Orhan Pamuk © Innocence Foundation and Refik Anadol

Orhan Pamuk, Orhan Pamuk’s manifesto for museums, The Art Newspaper, 6 July 2016

Author and museum founder delivers video message to international museum conference in Milan

Orhan Pamuk, the Nobel Prize-winning Turkish author, who founded the Museum of Innocence in Istanbul, was a keynote speaker at the International Council of Museums (ICOM) conference in Milan this week. He delivered the following message, first published by the Italian newspaper La Repubblica, by video link. He stressed that in the future we need “small and economical museums that address our humanity”.

Pamuk said: “All museums are genuine treasures of humankind, but I am against these precious and monumental institutions being used as models for the institutions to come. Museums should explore and uncover the population as a whole and the humanity of the new and modern man that emerges from the growing economies of non-Western countries. I address this manifesto in particular to Asian museums that are experiencing an unprecedented period of growth.

The aim of the great state-sponsored museums is to represent a state and that is neither a good nor innocent aim. Here are my proposals for a new museum, some themes on which we must reflect now more than ever.

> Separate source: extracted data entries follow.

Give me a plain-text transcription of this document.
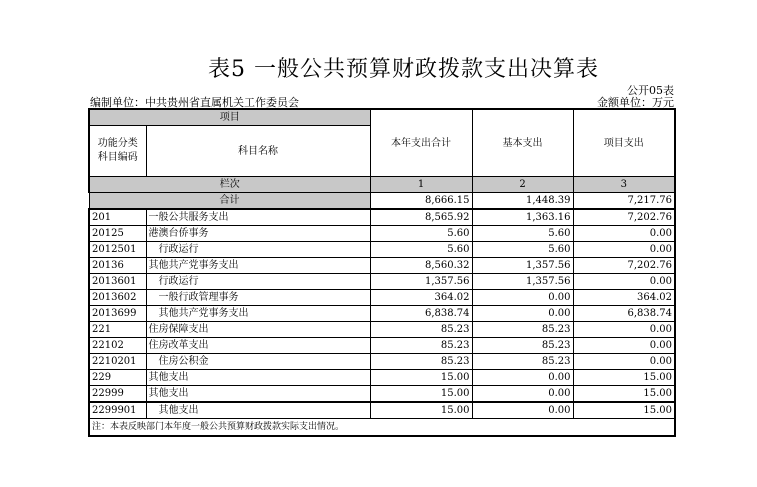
表5 一般公共预算财政拨款支出决算表
公开05表
编制单位：中共贵州省直属机关工作委员会	金额单位：万元
项目		本年支出合计	基本支出	项目支出
功能分类
科目编码	科目名称			

栏次		1	2	3
合计		8,666.15	1,448.39	7,217.76
201	一般公共服务支出	8,565.92	1,363.16	7,202.76
20125	港澳台侨事务	5.60	5.60	0.00
2012501	行政运行	5.60	5.60	0.00
20136	其他共产党事务支出	8,560.32	1,357.56	7,202.76
2013601	行政运行	1,357.56	1,357.56	0.00
2013602	一般行政管理事务	364.02	0.00	364.02
2013699	其他共产党事务支出	6,838.74	0.00	6,838.74
221	住房保障支出	85.23	85.23	0.00
22102	住房改革支出	85.23	85.23	0.00
2210201	住房公积金	85.23	85.23	0.00
229	其他支出	15.00	0.00	15.00
22999	其他支出	15.00	0.00	15.00
2299901	其他支出	15.00	0.00	15.00
注：本表反映部门本年度一般公共预算财政拨款实际支出情况。				
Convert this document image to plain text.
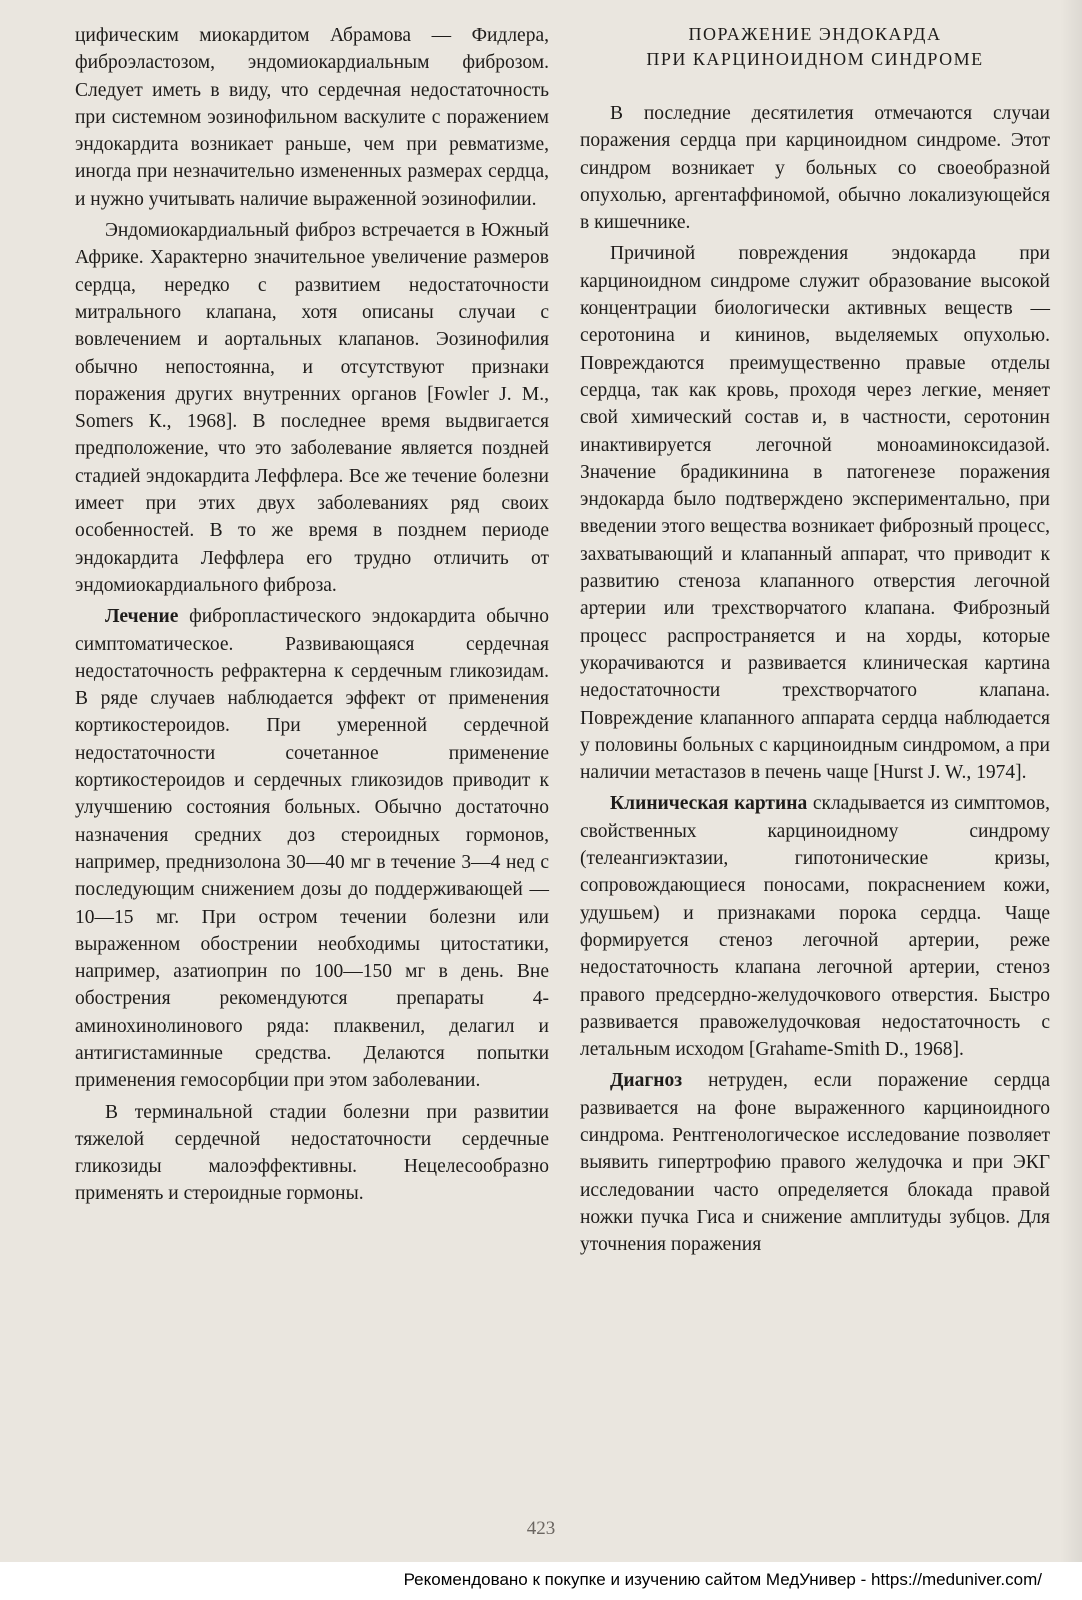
цифическим миокардитом Абрамова — Фидлера, фиброэластозом, эндомиокардиальным фиброзом. Следует иметь в виду, что сердечная недостаточность при системном эозинофильном васкулите с поражением эндокардита возникает раньше, чем при ревматизме, иногда при незначительно измененных размерах сердца, и нужно учитывать наличие выраженной эозинофилии.

Эндомиокардиальный фиброз встречается в Южный Африке. Характерно значительное увеличение размеров сердца, нередко с развитием недостаточности митрального клапана, хотя описаны случаи с вовлечением и аортальных клапанов. Эозинофилия обычно непостоянна, и отсутствуют признаки поражения других внутренних органов [Fowler J. M., Somers К., 1968]. В последнее время выдвигается предположение, что это заболевание является поздней стадией эндокардита Леффлера. Все же течение болезни имеет при этих двух заболеваниях ряд своих особенностей. В то же время в позднем периоде эндокардита Леффлера его трудно отличить от эндомиокардиального фиброза.

Лечение фибропластического эндокардита обычно симптоматическое. Развивающаяся сердечная недостаточность рефрактерна к сердечным гликозидам. В ряде случаев наблюдается эффект от применения кортикостероидов. При умеренной сердечной недостаточности сочетанное применение кортикостероидов и сердечных гликозидов приводит к улучшению состояния больных. Обычно достаточно назначения средних доз стероидных гормонов, например, преднизолона 30—40 мг в течение 3—4 нед с последующим снижением дозы до поддерживающей — 10—15 мг. При остром течении болезни или выраженном обострении необходимы цитостатики, например, азатиоприн по 100—150 мг в день. Вне обострения рекомендуются препараты 4-аминохинолинового ряда: плаквенил, делагил и антигистаминные средства. Делаются попытки применения гемосорбции при этом заболевании.

В терминальной стадии болезни при развитии тяжелой сердечной недостаточности сердечные гликозиды малоэффективны. Нецелесообразно применять и стероидные гормоны.

ПОРАЖЕНИЕ ЭНДОКАРДА
ПРИ КАРЦИНОИДНОМ СИНДРОМЕ

В последние десятилетия отмечаются случаи поражения сердца при карциноидном синдроме. Этот синдром возникает у больных со своеобразной опухолью, аргентаффиномой, обычно локализующейся в кишечнике.

Причиной повреждения эндокарда при карциноидном синдроме служит образование высокой концентрации биологически активных веществ — серотонина и кининов, выделяемых опухолью. Повреждаются преимущественно правые отделы сердца, так как кровь, проходя через легкие, меняет свой химический состав и, в частности, серотонин инактивируется легочной моноаминоксидазой. Значение брадикинина в патогенезе поражения эндокарда было подтверждено экспериментально, при введении этого вещества возникает фиброзный процесс, захватывающий и клапанный аппарат, что приводит к развитию стеноза клапанного отверстия легочной артерии или трехстворчатого клапана. Фиброзный процесс распространяется и на хорды, которые укорачиваются и развивается клиническая картина недостаточности трехстворчатого клапана. Повреждение клапанного аппарата сердца наблюдается у половины больных с карциноидным синдромом, а при наличии метастазов в печень чаще [Hurst J. W., 1974].

Клиническая картина складывается из симптомов, свойственных карциноидному синдрому (телеангиэктазии, гипотонические кризы, сопровождающиеся поносами, покраснением кожи, удушьем) и признаками порока сердца. Чаще формируется стеноз легочной артерии, реже недостаточность клапана легочной артерии, стеноз правого предсердно-желудочкового отверстия. Быстро развивается правожелудочковая недостаточность с летальным исходом [Grahame-Smith D., 1968].

Диагноз нетруден, если поражение сердца развивается на фоне выраженного карциноидного синдрома. Рентгенологическое исследование позволяет выявить гипертрофию правого желудочка и при ЭКГ исследовании часто определяется блокада правой ножки пучка Гиса и снижение амплитуды зубцов. Для уточнения поражения

423
Рекомендовано к покупке и изучению сайтом МедУнивер - https://meduniver.com/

The great national museums like the Louvre and the Hermitage assumed the form of tourist institutions with the opening of royal and imperial palaces to the public. These same institutions, today national symbols, present the narrative of nation, History with a capital H, as much more important than the histories of individuals. This is a shame, since individual histories lend themselves much better to portraying the depths of our humanity.